The story of COVID-19
COVID-19 resembles these other outbreaks and pandemics

COVID-19 resembles these other outbreaks and pandemics, but the news stories about it seem to have a distinctively numerical quality. The number of known infections in a particular place over a period of time gives an index of the transmissibility of an infection. Mortality rates – a measure of the proportion of people that die with an infection – are also woven into pandemic stories, in general. But COVID-19’s numbers seem to be its story. News feeds continually update the counts of diagnoses and deaths, and have numerically tracked the contagion from a supposed source in China to other countries, notably South Korea, Iran and Italy, and then to most other parts of the world. This pandemic by numbers approach charts the particular transmissibility and severity of this virus, but also lends itself to our increasingly complex small-screen media diet, where numbers and graphs alongside images and videos more easily convey the COVID-19 story than do long form narrative texts.
COVID-19 also comes into a context where public health systems have increasingly turned to mathematical models to make decisions about how to manage various infections, notably HIV and influenza. Models are used to decide how to apply resources and strategies to best effect. For example, modelling has shown how HIV can be prevented by HIV treatments, because they reduce the likelihood of the transmission of the virus. For influenza, models are used to calculate what proportion of the population needs to be vaccinated to protect the whole population from an emerging infection. These models can be adjusted to fit what is known about the biosocial properties of a particular infection, the efficacy of treatments and vaccines, and cost. In the case of COVID-19, for example, models may be indicating that containment will reduce the speed and scope of transmission and therefore reduce mortality, the burden on the health system, and ultimately the cost for governments. COVID-19 may be a fully-fledged algorithmic pandemic in the sense that its storyline is transparently about its numbers and because it is managed in terms of the models that combine numerical indices of transmission, mortality, burden, and cost.

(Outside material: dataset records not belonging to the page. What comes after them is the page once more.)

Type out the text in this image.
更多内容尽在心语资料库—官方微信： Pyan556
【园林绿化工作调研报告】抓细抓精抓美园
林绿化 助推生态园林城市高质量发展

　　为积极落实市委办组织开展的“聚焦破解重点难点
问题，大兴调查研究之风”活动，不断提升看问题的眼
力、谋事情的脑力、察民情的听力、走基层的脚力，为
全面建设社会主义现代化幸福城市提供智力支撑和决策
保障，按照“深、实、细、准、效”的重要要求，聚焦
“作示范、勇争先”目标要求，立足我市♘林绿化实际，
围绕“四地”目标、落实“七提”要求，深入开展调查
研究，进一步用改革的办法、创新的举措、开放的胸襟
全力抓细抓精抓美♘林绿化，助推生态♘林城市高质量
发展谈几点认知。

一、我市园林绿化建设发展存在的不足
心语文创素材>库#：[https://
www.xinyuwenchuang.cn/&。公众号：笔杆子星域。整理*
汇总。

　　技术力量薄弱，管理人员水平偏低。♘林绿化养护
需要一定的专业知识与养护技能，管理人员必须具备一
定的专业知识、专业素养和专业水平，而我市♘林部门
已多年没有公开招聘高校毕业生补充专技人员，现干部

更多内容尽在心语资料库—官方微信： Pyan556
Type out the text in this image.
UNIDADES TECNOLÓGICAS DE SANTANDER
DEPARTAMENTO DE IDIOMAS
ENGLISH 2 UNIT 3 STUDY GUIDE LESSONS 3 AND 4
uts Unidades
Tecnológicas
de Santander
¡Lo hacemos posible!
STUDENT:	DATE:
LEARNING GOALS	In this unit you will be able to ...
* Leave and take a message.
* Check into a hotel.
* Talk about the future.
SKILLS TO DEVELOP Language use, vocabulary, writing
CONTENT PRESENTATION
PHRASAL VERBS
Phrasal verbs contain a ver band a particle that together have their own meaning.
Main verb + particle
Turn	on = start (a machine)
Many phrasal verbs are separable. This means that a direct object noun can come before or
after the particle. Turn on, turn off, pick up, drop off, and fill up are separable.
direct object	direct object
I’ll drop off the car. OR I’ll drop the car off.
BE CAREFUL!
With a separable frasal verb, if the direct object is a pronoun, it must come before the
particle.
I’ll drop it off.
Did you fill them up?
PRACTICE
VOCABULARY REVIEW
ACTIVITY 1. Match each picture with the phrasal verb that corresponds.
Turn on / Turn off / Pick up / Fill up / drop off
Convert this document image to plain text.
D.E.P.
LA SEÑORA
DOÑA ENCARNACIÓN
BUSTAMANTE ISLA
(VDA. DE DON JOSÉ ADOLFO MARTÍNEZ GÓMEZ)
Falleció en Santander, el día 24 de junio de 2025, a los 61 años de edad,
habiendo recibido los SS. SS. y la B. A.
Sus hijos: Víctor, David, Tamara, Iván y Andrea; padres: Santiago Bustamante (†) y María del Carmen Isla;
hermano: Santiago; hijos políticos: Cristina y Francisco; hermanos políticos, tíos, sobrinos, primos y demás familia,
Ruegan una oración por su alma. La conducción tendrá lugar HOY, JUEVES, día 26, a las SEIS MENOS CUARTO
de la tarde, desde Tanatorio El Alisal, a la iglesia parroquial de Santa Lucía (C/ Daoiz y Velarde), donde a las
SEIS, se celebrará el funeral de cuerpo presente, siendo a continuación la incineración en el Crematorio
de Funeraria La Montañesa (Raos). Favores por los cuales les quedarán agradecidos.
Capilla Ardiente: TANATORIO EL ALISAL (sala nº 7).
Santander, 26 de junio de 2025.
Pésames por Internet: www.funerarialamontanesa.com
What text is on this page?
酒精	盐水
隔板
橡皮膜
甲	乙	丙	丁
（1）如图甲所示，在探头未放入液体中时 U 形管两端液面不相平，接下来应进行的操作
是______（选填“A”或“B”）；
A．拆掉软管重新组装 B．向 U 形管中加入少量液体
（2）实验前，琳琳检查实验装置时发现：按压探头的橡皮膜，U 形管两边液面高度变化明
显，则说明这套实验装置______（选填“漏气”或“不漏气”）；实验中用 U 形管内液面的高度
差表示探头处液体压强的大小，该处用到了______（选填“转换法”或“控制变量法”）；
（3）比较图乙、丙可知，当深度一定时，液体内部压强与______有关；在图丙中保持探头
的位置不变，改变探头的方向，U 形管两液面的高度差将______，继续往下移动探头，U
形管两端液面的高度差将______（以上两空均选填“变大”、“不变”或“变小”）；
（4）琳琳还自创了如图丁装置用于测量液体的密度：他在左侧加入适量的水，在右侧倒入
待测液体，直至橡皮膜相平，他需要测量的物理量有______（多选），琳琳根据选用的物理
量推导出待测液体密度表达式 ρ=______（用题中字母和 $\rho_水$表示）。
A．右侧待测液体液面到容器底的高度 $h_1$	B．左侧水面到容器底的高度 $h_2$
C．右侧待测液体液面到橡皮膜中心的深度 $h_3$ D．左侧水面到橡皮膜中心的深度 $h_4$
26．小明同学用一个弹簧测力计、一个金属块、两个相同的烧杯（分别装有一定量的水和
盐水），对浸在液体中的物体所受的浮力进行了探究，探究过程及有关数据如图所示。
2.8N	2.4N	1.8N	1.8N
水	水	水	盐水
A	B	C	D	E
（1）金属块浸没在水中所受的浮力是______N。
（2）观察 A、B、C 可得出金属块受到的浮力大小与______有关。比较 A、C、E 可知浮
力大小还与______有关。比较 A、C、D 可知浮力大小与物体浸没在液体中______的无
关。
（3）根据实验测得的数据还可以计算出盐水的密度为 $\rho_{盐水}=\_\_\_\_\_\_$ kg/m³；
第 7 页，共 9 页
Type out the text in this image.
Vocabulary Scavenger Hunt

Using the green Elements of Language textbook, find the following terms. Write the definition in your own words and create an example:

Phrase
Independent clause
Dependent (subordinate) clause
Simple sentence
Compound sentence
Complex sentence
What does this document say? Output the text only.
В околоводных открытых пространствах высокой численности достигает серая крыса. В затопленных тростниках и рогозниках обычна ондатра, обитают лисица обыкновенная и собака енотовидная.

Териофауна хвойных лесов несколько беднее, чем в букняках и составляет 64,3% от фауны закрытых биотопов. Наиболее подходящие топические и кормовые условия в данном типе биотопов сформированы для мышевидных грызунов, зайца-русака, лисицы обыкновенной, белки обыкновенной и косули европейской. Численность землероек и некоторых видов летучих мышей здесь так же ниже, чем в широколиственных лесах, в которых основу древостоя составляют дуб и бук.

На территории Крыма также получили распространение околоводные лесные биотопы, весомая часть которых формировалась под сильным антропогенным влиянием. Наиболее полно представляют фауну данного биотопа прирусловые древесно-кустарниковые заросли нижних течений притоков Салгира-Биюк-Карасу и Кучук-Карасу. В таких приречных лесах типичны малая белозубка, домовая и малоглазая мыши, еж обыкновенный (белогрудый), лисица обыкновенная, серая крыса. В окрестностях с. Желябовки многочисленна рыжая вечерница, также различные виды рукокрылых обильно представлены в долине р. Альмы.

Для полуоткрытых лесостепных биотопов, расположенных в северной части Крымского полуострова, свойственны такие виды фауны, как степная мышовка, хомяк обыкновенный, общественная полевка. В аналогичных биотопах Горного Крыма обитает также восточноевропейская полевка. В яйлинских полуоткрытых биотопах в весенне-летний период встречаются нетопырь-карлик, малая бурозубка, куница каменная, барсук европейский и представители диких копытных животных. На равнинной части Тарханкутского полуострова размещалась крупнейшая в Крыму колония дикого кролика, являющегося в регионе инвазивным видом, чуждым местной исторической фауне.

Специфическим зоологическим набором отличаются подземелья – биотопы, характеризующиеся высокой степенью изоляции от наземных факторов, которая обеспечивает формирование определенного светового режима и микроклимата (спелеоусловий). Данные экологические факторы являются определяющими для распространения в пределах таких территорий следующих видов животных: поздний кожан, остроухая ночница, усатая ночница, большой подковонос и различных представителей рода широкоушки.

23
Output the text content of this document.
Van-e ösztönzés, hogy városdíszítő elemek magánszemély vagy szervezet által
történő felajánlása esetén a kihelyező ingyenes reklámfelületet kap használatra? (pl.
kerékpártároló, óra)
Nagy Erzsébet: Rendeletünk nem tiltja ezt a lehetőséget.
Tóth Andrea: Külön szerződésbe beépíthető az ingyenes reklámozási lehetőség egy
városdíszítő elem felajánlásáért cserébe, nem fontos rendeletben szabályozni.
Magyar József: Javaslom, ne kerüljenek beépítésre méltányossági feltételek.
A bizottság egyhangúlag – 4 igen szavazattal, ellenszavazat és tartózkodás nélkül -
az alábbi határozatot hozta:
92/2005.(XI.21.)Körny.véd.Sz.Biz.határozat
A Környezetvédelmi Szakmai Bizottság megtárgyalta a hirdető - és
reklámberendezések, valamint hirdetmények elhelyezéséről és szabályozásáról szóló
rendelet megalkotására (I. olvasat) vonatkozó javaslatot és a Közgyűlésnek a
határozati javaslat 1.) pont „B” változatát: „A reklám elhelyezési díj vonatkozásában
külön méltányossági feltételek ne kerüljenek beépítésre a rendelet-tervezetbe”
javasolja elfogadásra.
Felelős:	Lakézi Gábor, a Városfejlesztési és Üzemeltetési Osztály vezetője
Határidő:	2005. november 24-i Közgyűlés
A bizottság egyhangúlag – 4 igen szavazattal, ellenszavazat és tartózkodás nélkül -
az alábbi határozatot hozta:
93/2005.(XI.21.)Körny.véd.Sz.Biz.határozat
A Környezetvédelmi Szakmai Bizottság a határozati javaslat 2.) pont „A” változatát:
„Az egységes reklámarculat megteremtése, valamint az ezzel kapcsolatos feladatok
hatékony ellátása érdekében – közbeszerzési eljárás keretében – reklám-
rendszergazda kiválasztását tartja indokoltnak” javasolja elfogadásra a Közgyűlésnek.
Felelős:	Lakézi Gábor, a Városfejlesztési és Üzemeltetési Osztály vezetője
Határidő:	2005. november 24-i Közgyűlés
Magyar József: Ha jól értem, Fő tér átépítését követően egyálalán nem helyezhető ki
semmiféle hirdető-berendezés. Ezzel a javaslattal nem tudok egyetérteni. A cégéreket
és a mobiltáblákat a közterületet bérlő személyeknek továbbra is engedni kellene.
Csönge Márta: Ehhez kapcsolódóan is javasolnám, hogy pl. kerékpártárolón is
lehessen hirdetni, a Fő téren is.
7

Mathematical models and narratives also have a point of contact in relation to futures and pasts: they both offer means of trying to shape what might happen through action in the present guided by understandings of what has happened. Decision-makers want to know how to act now to reduce the future impact of a pandemic and models support these decisions by analysing pre-existing data about transmission, mortality, the benefits and costs of treatments, vaccines and containment, for example. Modelling, then, looks to what the future might be by assessing a pandemic’s past numbers. This is strictly true even during the course of a particular pandemic. Narratives on pandemic futures also recall the past, for example, through reference to the 1918-1919 influenza pandemic, swine flu in 2009, and other outbreaks, and on that basis orient the narrator and their interlocutors to possible futures. Public policy statements about containment requirements and news media vision of empty supermarket shelves both reflect action in the present that is predicated on pasts and aims to shape futures.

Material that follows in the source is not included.